Type 2 RTA is from impaired proximal bicarbonate reabsorption (usually hypokalaemic); type 4 is from aldosterone deficiency/resistance with hyperkalaemia.

▶Why is diabetes a classic cause of type 4 RTA?

Diabetic kidney damage causes hyporeninaemic hypoaldosteronism, reducing aldosterone action.

▶What does an acid urine pH (5.5) tell you about distal tubular function?

The distal tubule can still secrete H+ to acidify the urine, which excludes distal (type 1) RTA.

▶What treatments are used in type 4 RTA?

Dietary potassium restriction, loop diuretics, and sometimes fludrocortisone (mineralocorticoid replacement).
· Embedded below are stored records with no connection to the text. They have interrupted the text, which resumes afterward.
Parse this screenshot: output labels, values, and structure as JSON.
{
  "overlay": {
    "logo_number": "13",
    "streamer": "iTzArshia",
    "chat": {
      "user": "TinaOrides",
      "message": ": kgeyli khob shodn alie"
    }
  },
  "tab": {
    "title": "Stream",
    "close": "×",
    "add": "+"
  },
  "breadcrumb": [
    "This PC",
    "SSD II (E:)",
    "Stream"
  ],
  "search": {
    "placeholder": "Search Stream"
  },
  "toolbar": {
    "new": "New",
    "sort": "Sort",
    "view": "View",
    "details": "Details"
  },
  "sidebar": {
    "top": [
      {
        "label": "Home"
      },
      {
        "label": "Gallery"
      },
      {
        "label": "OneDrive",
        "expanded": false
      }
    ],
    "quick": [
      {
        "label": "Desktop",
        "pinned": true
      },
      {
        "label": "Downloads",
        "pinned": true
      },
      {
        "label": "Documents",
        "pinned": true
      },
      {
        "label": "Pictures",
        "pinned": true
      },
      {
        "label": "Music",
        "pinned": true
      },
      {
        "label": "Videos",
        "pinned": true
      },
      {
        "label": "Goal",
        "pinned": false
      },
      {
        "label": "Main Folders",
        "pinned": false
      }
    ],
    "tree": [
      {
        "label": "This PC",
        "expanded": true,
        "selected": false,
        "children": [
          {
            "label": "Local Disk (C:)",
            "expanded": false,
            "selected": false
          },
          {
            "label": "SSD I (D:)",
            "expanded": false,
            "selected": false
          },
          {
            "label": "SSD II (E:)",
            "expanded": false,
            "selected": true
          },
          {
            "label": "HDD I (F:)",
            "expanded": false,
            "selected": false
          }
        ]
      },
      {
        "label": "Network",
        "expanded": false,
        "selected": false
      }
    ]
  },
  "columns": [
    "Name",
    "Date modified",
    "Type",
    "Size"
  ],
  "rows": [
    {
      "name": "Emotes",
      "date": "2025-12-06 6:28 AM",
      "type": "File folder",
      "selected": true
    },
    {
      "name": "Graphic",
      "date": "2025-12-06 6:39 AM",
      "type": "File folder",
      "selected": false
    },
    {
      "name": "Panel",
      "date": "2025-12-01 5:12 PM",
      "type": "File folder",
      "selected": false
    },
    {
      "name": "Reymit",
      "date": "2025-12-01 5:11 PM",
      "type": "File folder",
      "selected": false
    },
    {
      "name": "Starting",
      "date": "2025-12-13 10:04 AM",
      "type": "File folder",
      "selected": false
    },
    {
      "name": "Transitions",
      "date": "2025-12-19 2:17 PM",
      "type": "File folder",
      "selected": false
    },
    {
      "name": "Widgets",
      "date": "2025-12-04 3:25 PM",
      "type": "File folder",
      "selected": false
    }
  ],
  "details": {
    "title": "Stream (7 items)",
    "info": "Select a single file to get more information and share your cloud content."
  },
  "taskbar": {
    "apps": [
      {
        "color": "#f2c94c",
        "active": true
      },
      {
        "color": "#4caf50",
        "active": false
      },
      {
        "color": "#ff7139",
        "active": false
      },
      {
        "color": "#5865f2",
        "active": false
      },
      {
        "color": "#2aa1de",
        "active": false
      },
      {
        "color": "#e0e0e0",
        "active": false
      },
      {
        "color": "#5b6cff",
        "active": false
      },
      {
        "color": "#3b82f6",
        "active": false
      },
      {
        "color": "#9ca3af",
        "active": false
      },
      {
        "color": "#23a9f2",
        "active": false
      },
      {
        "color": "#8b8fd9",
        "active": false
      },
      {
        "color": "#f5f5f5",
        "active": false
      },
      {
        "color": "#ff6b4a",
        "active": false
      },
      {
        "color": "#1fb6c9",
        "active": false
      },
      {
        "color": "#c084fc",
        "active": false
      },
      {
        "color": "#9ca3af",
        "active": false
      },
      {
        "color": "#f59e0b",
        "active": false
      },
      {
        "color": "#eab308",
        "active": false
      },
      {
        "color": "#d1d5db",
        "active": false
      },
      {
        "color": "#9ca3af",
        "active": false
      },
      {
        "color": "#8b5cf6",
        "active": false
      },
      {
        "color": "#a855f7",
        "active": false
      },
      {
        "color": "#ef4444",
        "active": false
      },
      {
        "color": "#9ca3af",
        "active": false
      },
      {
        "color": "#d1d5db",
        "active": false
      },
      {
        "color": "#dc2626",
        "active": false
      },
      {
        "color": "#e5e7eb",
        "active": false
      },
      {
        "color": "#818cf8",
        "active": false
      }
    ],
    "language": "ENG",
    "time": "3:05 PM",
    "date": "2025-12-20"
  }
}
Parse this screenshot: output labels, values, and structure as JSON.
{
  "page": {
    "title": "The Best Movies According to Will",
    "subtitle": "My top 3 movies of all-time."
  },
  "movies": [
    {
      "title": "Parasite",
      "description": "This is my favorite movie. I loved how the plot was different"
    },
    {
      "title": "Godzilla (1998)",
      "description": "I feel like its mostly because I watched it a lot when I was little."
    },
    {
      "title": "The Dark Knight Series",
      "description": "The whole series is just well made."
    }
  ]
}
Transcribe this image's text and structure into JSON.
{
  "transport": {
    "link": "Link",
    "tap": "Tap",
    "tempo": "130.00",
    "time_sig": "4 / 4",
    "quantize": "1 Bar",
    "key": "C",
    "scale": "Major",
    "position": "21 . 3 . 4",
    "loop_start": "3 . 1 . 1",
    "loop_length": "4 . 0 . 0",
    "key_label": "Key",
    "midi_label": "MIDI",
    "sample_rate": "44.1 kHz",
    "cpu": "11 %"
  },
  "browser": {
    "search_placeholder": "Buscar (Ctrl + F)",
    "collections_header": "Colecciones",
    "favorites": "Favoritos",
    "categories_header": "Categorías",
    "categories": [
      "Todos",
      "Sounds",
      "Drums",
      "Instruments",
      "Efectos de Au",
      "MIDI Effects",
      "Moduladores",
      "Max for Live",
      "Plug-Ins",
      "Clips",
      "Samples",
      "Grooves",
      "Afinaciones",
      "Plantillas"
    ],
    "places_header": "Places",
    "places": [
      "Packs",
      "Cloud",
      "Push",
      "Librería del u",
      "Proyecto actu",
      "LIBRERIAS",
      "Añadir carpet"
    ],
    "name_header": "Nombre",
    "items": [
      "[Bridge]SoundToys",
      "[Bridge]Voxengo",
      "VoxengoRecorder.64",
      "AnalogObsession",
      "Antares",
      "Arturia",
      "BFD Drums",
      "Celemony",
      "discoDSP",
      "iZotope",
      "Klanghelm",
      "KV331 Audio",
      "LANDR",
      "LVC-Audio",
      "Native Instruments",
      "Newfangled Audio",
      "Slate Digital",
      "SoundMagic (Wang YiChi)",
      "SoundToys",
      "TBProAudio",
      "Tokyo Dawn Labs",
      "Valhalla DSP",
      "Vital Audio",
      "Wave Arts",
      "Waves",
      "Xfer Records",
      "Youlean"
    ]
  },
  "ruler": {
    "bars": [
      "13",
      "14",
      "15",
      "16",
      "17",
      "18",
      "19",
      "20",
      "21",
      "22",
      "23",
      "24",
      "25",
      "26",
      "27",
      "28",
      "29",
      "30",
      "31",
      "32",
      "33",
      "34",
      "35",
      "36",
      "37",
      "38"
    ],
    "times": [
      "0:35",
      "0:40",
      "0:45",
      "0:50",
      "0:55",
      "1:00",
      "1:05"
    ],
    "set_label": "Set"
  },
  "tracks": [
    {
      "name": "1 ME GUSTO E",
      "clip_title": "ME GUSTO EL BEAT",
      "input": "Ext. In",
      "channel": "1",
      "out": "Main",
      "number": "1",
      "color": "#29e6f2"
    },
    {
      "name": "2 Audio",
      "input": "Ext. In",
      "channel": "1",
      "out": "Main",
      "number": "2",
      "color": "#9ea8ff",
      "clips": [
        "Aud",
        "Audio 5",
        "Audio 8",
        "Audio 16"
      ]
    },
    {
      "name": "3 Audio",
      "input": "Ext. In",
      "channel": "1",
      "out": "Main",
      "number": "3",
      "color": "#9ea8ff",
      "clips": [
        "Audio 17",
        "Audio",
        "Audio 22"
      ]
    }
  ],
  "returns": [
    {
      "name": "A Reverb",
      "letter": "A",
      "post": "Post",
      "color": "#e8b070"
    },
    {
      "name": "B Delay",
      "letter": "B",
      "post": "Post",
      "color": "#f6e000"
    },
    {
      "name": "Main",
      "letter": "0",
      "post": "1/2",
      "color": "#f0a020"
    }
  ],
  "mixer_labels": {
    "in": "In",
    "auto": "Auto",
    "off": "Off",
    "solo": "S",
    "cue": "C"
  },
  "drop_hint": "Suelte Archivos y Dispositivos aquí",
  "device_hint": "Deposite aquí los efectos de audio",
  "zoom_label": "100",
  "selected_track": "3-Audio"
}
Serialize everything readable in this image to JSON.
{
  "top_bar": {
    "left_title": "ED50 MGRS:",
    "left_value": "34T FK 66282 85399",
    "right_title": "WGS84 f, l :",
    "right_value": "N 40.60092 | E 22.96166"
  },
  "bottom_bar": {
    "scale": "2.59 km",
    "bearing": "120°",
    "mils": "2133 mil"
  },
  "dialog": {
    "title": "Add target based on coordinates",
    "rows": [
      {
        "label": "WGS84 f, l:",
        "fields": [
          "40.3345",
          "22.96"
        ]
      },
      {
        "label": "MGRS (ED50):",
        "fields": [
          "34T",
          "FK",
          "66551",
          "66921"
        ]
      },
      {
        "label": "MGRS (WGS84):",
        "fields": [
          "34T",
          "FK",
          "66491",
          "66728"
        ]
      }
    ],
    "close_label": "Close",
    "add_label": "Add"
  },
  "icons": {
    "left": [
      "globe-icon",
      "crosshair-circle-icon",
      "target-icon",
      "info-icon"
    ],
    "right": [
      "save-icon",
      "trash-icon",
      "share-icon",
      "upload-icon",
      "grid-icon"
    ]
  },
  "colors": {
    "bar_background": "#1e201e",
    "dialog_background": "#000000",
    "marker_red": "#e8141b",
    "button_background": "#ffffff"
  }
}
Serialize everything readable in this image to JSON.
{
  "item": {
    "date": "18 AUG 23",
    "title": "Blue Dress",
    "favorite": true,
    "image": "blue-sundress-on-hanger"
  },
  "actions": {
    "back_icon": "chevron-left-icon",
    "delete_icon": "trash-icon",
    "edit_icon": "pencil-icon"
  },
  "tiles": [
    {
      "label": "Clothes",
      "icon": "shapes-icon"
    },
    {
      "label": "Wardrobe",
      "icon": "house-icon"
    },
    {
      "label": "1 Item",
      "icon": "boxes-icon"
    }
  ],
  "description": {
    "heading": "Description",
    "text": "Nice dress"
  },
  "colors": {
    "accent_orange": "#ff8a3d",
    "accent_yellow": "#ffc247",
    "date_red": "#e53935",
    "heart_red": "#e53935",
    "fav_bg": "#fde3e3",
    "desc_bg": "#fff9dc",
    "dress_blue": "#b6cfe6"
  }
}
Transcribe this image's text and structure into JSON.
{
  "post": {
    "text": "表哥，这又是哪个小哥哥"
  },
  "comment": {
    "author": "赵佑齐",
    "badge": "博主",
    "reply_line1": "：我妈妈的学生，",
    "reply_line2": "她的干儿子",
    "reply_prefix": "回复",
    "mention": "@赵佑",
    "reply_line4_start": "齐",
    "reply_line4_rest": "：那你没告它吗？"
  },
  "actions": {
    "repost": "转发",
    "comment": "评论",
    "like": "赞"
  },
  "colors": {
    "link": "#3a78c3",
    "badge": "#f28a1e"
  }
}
▶Why is the chloride elevated (112) in type 4 RTA?

It is a hyperchloraemic (normal anion gap) acidosis — chloride is retained as bicarbonate is lost.

▶Why does the respiratory rate rise to 26/min in this patient?

To compensate for the metabolic acidosis by blowing off CO2.

▶What do the mildly raised BUN and creatinine suggest in this diabetic?

Mild renal impairment consistent with early diabetic kidney involvement.

▶What medications can precipitate or worsen type 4 RTA?

ACE inhibitors/ARBs, potassium-sparing diuretics, NSAIDs, and heparin (all reduce aldosterone action or potassium excretion).

▶Why does hyperkalaemia itself worsen the acidosis in type 4 RTA?

High potassium impairs renal ammonia (ammonium) production, reducing the kidney's capacity to excrete acid.

▶How do the three main types of RTA differ in serum potassium?

Type 1 (distal) and type 2 (proximal) are typically hypokalaemic, whereas type 4 is hyperkalaemic.

▶Why is the patient asymptomatic despite the metabolic abnormalities?

The acidosis is mild and chronic with effective compensation, so it is often detected incidentally.